Homework 2

The second homework is posted.

The first problem is a simple word count exercise over the Wikipedia corpus, the second examines Wikipedia page popularity, and the third explores tie strength between co-authors.

See Amazon’s getting started videos the references from lectures 5 and 6 for more information on Pig, EC2, and Elastic Mapreduce.

Some tips:

  1. Use the template solution files to test and debug Pig scripts on your local machine.

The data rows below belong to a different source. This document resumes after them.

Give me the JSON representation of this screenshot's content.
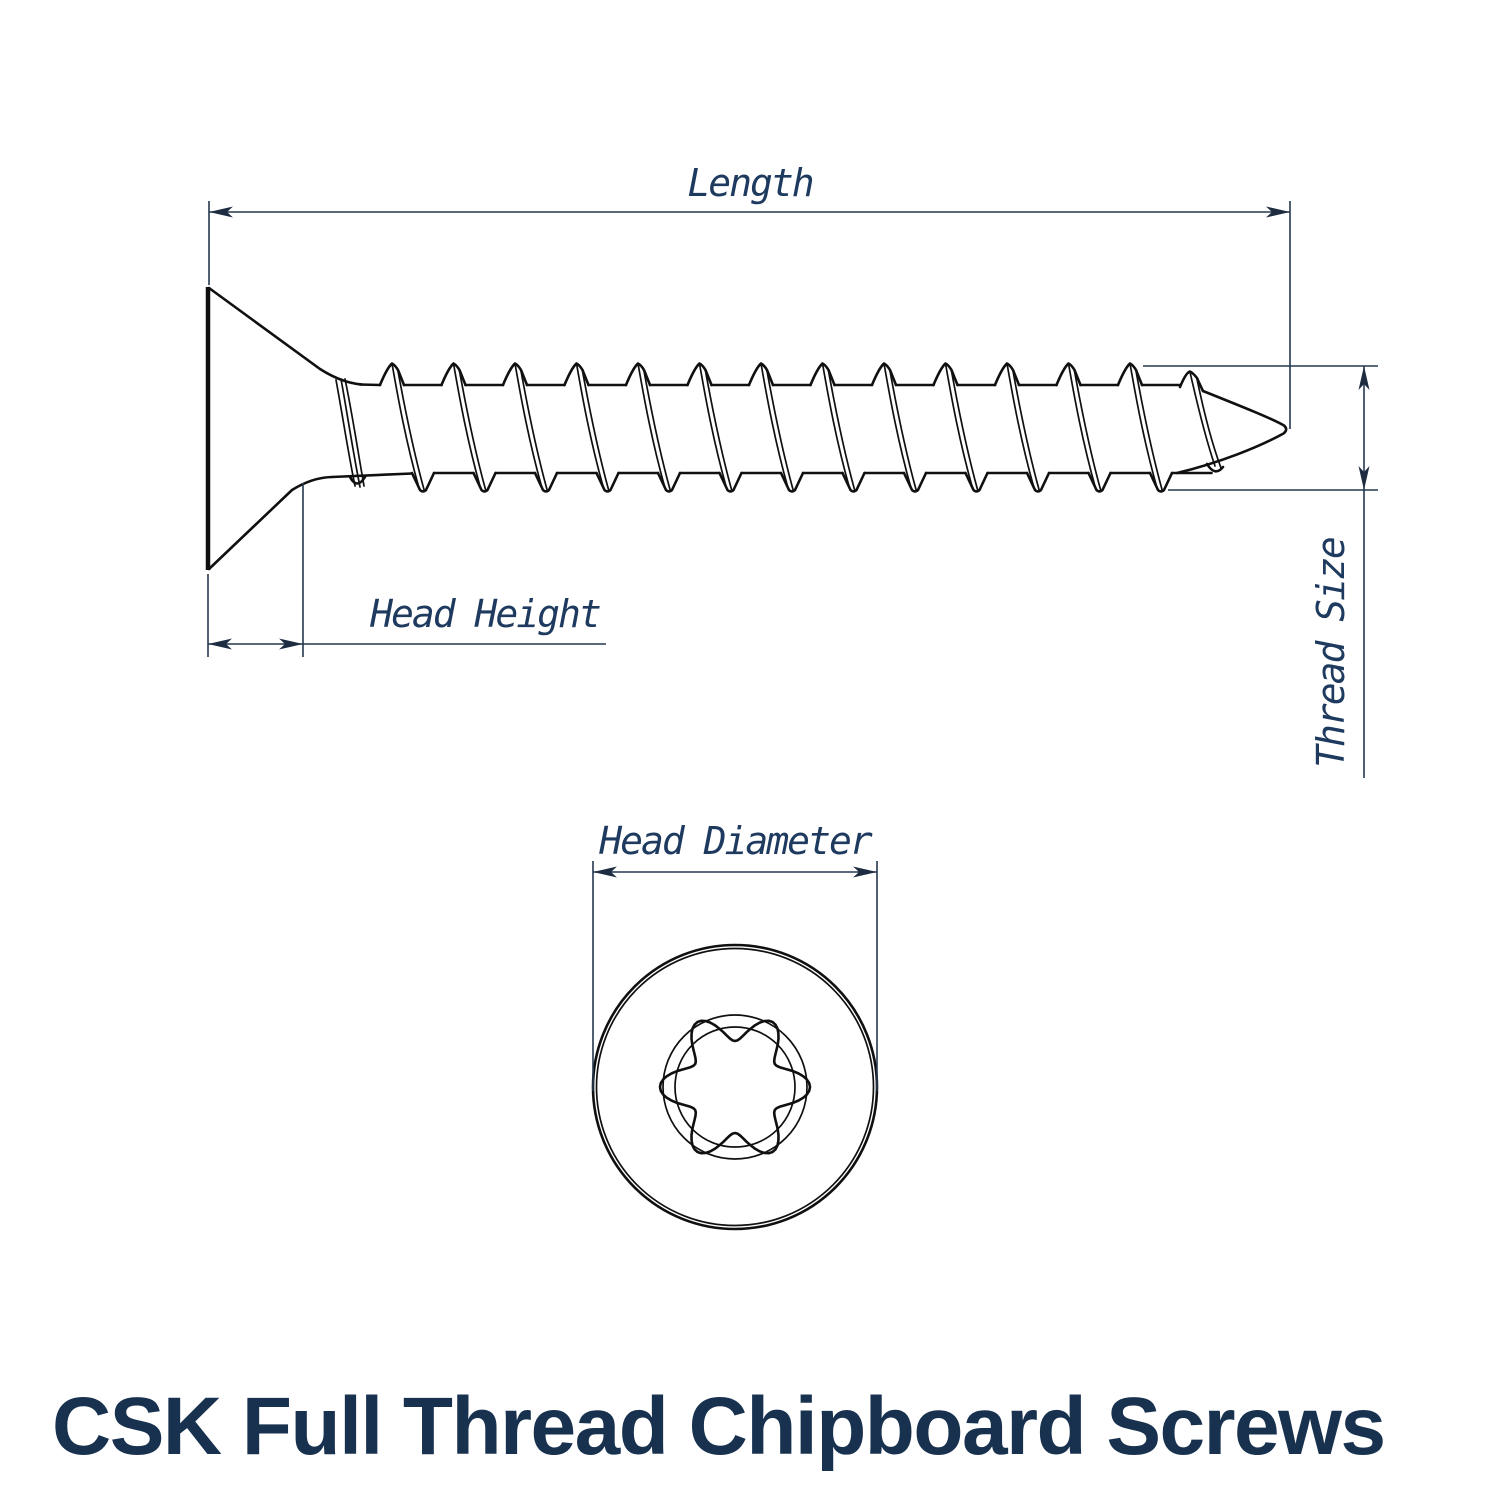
{
  "page": {
    "background_color": "#ffffff"
  },
  "title": {
    "text": "CSK Full Thread Chipboard Screws",
    "color": "#17314f"
  },
  "colors": {
    "outline": "#101010",
    "dimension_lines": "#24384f",
    "label_text": "#1e3a5f"
  },
  "side_view": {
    "labels": {
      "length": "Length",
      "head_height": "Head Height",
      "thread_size": "Thread Size"
    }
  },
  "top_view": {
    "drive_style": "torx-6-lobe-recess",
    "labels": {
      "head_diameter": "Head Diameter"
    }
  }
}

  2. Create a bucket with a unique name (e.g., your UNI) using the S3 console:
    Step 1

  3. Upload your locally tested Pig script to S3:
    Step 2

  4. Create a Pig job flow in the Elastic Mapreduce console:
    Step 3

  5. Specify the path to your Pig script on S3, along with input and output paths:
    Step 4

  6. Select the number of instances (5 small instances should be sufficient):
    Step 5

  7. Specify a log path for debugging and a keypair if you’d like to log into the cluster while the job is running:
    Step 6

  8. To avoid an error in allocating heap space for Java when the job starts, select the “Memory Intensive Configuration” bootstrap script:
    Step 7

  9. Review job details and submit the job:
    Step 8

  10. Monitor the job status through the Elastic Mapreduce console or log into the machine with ssh (or Putty) and check the JobTracker with lynx:

    ssh -i /path/to/keypair.pem hadoop@ec2-xxx.compute-1.amazonaws.com
    $ lynx http://localhost:9100